When terrorists attacked a crowd on London Bridge June 3, they may have also tried to attack a part of the social order. Bridges help bond people from diverse backgrounds, allowing them to share common purposes and values in peaceful ways. Like most terrorist attacks, this one – the third in Britain in the past three months – failed to shake that social order. In fact, it renewed Britain’s trust in it.

Prime Minister Theresa May emphasized this point in her response, saying terrorism cannot be defeated alone by military intervention or other counter-terrorism operations. “It will only be defeated when we turn people’s minds away from this violence and make them understand that our values – pluralistic British values – are superior to anything offered by the preachers and supporters of hate,” she said.

Like bridges, free and fair elections are also part of the social order. Ms. May was wise to say the attack would not delay parliamentary elections set for June 8. The attack should not split British society apart, especially in raising suspicions about the Muslim minority. “[T]he whole of our country needs to come together to take on this extremism, and we need to live our lives not in a series of separated, segregated communities, but as one truly United Kingdom,” she said. 

Similar statements were heard in Afghanistan in recent days after terrorists killed some 117 people in the capital, Kabul, with bomb blasts. The Afghan government said such actions go “against the values of humanity as well as values of peaceful Afghans.” A former vice president and leader of the Islamic Unity Party, Mohammad Karim Khalili, went even further, saying the bombings also violate Islamic values.

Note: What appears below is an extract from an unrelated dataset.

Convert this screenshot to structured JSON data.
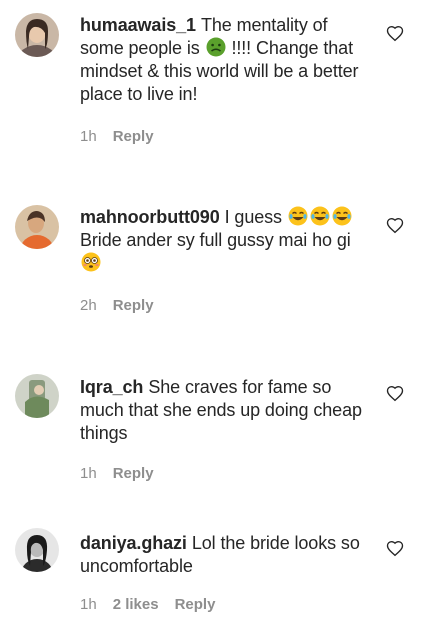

In both Britain and Afghanistan, the common call was for unity, not just against extremist ideology but to join in ensuring safety and renewing civic life built on such values as freedom and individual rights. In Afghanistan, hundreds of people took to the streets to demand a unified government, or at least one less factionalized than the one under President Ashraf Ghani.

Social order is best built from the people up, relying on shared ideals of peace and respect rather than an over-reliance on surveillance from government. Compliance with security measures – such as airport screenings – are more accepted when people understand the common good is at stake. 

The best response after a terrorist strike is to build more bridges that bond people.